China’s Reserve Requirement Tightened

January 14, 2011

The People’s Bank of China raised reserve requirements.  For big banks, such will become 19% on January 20, up from 18.5%.  There have so far been seven increases of reserve requirements and two interest rate hikes, the last one of those getting announced on December 25.  More tightening lies ahead, as inflation continues to trend higher.  With China, the timing of every move has a political element, and it is no coincidence that today’s announcement comes ahead of President Hu’s visit to the United States next week.

Commodities and commodity-sensitive currencies weakened in the wake of China’s move.

  • Oil and gold fell 1.3% and 1.4% to $90.25 per barrel and $1367.90 per ounce.
  • The U.S. dollar climbed 1.2%, 1.0%, and 0.8% against the Australian, New Zealand and Canadian dollars.

Stocks also fell.  Equities lost 1.7% in India, 1.6% in China and 0.9% in Japan.  In Europe, the British Ftse shows a 0.9% drop so far, and stocks are off 0.3% each in France and Germany.
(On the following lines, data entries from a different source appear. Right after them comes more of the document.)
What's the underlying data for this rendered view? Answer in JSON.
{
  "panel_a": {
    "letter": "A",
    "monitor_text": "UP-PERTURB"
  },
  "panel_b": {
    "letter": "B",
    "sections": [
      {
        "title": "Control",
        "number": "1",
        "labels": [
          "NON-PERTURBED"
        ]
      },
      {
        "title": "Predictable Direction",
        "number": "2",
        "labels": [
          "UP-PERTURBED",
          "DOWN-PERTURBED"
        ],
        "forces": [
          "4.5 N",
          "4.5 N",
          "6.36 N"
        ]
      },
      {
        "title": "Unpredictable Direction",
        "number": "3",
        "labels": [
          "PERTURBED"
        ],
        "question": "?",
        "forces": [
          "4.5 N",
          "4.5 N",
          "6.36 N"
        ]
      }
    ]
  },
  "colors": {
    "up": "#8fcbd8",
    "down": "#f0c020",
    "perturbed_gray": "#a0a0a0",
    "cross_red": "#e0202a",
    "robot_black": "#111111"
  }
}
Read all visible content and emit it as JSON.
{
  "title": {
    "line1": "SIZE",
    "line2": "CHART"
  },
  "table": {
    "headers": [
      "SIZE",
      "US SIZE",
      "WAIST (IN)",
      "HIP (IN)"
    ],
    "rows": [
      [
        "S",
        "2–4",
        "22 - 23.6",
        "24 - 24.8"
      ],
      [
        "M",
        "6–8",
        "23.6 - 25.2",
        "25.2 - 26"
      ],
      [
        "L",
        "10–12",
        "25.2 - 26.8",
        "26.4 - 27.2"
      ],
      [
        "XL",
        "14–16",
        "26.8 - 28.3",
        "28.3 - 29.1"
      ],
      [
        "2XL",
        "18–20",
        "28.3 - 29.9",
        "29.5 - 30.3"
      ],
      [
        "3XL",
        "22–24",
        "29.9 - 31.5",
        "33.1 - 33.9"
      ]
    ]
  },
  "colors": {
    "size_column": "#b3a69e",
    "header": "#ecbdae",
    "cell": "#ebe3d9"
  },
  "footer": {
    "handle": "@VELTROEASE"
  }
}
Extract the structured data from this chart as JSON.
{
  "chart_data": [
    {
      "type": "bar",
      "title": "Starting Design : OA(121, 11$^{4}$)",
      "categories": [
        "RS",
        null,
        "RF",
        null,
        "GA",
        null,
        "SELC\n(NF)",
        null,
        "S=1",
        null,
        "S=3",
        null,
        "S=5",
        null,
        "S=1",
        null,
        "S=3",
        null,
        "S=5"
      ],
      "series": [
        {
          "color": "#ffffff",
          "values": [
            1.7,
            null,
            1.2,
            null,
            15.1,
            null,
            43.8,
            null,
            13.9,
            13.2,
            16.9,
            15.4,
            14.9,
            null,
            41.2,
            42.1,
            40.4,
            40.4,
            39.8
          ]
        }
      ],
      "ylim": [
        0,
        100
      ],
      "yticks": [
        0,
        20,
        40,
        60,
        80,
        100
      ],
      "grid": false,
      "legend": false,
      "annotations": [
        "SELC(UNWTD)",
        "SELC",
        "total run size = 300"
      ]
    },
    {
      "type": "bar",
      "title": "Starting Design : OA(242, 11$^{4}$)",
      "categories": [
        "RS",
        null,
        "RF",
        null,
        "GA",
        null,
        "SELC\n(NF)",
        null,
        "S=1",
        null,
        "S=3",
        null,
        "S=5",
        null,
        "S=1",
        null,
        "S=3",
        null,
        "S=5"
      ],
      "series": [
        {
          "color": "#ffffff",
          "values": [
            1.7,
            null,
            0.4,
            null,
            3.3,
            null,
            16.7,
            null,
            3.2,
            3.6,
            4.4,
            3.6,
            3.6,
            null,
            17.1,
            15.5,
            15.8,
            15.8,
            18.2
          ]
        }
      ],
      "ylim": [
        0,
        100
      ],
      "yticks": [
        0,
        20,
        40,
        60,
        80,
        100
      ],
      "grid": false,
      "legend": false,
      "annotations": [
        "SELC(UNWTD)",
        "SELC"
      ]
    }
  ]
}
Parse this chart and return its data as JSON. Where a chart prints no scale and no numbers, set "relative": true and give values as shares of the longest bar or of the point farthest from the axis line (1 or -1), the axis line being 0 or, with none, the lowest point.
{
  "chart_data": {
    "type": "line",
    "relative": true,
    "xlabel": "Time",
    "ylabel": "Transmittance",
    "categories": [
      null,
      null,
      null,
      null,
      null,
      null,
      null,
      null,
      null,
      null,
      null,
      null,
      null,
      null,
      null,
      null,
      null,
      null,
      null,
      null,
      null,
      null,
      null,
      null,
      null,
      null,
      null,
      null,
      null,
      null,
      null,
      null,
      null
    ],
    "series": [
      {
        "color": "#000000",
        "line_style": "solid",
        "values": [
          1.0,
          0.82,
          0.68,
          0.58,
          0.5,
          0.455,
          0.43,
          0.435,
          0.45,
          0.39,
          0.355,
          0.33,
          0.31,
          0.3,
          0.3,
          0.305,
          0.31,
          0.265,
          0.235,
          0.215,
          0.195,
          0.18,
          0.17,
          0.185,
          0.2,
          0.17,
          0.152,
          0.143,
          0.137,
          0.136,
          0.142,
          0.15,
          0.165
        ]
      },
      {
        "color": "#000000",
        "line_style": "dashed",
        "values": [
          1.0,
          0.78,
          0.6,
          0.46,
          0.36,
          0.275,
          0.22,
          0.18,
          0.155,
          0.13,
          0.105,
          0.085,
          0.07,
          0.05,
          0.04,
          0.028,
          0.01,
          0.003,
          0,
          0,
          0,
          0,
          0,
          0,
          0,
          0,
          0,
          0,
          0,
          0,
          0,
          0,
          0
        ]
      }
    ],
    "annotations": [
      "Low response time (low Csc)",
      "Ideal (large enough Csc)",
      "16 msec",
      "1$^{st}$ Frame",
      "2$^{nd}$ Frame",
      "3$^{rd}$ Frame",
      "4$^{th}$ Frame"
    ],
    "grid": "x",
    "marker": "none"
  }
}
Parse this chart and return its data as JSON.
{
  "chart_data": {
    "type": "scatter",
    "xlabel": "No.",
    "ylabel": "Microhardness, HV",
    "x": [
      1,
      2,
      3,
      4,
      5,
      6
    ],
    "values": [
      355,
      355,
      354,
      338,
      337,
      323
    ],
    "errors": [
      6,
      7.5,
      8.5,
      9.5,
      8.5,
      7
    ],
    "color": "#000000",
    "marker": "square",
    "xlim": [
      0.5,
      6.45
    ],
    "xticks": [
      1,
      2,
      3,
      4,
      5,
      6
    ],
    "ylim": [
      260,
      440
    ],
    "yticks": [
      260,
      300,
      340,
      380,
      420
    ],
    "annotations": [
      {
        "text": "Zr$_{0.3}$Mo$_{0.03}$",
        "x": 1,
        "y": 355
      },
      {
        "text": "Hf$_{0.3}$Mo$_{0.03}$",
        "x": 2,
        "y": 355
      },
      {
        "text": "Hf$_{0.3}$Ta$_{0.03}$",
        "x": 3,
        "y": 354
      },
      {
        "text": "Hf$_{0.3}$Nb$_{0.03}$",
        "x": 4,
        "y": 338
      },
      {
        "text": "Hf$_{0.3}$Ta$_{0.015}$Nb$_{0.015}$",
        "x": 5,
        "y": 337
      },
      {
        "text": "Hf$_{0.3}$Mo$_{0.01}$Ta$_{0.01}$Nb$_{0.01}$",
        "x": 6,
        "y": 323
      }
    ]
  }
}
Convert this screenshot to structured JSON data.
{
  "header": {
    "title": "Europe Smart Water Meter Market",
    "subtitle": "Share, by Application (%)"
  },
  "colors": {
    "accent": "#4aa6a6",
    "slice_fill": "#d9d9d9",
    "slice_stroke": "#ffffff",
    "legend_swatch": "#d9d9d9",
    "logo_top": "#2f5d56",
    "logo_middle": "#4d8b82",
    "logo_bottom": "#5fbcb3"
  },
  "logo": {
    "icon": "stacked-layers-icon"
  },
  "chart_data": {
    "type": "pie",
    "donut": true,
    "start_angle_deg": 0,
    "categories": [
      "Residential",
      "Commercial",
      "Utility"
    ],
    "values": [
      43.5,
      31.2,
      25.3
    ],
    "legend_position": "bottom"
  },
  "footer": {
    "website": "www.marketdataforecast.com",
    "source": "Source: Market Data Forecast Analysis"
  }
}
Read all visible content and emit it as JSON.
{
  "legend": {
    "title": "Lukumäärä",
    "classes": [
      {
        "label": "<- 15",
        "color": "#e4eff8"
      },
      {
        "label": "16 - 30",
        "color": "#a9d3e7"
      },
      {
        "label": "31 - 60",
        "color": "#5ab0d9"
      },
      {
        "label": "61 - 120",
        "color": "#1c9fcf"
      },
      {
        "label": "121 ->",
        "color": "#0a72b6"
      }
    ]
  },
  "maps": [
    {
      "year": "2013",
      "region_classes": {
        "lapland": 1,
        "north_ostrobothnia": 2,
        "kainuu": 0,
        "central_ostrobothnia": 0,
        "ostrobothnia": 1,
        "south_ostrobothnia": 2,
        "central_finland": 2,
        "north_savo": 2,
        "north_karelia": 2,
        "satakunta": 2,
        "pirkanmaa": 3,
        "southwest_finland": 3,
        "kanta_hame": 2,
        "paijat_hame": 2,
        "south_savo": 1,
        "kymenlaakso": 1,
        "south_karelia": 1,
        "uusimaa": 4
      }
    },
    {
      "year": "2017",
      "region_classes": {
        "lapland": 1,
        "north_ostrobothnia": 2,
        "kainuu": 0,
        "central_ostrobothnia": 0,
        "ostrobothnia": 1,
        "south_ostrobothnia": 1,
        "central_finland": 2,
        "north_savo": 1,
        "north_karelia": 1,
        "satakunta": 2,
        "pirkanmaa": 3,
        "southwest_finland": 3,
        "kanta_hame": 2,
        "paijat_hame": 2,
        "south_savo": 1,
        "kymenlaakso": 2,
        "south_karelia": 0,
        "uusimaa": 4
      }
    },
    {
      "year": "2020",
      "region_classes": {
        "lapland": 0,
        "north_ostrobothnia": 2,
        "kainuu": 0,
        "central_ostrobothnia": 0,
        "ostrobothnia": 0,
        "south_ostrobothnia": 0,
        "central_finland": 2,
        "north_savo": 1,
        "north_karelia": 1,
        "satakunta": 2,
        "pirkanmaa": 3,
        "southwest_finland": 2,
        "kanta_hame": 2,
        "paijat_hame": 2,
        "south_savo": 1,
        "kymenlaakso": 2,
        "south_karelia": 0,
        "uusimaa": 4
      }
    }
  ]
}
The dollar has recovered 0.3% against the yen, euro and Swiss franc.  It is unchanged against sterling and 0.1% softer versus the yuan.

Ten-year JGB and German bund yields are unchanged.  The 10-year British gilt firmed a basis point.

Today’s data calendar is very crowded.  Investors await U.S. industrial production, retail sales, business inventories, consumer prices and the early January U. Michigan index of consumer sentiment.  Meanwhile, many figures — mostly price data — were released abroad already.

Japanese December domestic corporate prices rose 0.4% on month and 1.2% on year.  Import prices leaped 2.9% and 4.1% on year.

German December consumer prices increased 1.0%, their biggest monthly rise of 2010, and by 1.7% on year, most since October 2008.

Euro area consumer price inflation in December was confirmed at 2.2%, more than twice the 0.9% increase in the year to December 2009.  Core inflation of 1.1% was only a tenth greater than in the prior 12 months.  Energy rose 11.0% on year after a 1.8% advance in the previous 12 months, and food accelerated to 2.1% from minus 0.2% in the 12 months to December 2009.  Consumer prices increased 0.6% on month in December.

Spanish consumer prices rose 0.6% in December and 3.0% from a year earlier.  Italian consumer prices went up 0.4% on month and 1.9% from December 2009.  Hungarian consumer prices firmed 0.4% on month and 4.6% on year.

The Swiss PPI/import price index rose 0.3% in both monthly and on-year terms last month.  The 2010 average increase was 0.2% after a 3.9% drop in 2009.

British producer output prices increased 0.5% in December and 4.2% from a year earlier with a core 12-month rate of 2.9%.  Producer input prices jumped 3.4% on month and 12.5% on year, exceeding expectations.  The core PPI-I pace was 8.7% on year.

Wholesale prices in India rose 1.3% last month and accelerated to a 12-month increase of 8.4% from 7.5%.

Euroland posted a EUR 1.9 billion seasonally adjusted trade deficit in November after back-to-back surpluses in September and October.  The unadjusted January-November trade surplus was EUR 2.1 billion, down from EUR 18.7 billion a year earlier, with exports advancing 20.0% and imports climbing 21.8%.

Italy’s trade deficit in November of EUR 29.5 billion was 8% greater than the October deficit.  Spain’s index of leading economic indicators fell 1.1% in November on top of a 0.4% drop in October.  Hungarian industrial output increased 4.3% in November and was 15% greater than a year earlier.

China’s index of leading economic indicators rose 0.5% in November after gaining 0.8% in October.

Retail sales in Singapore rose 0.6% in November following a 0.7% increase the month before. Filipino on-year M3 growth slowed to 7.5% in November from 7.7% in October.

Late Thursday came news that the Central Bank of Chile was leaving its monetary policy interest rate steady at 3.25%, pausing after seven consecutive monthly increases.

Besides the abundant slate of U.S. data to be released today, the Fed’s Lacker and Rosengren have scheduled speaking engagements.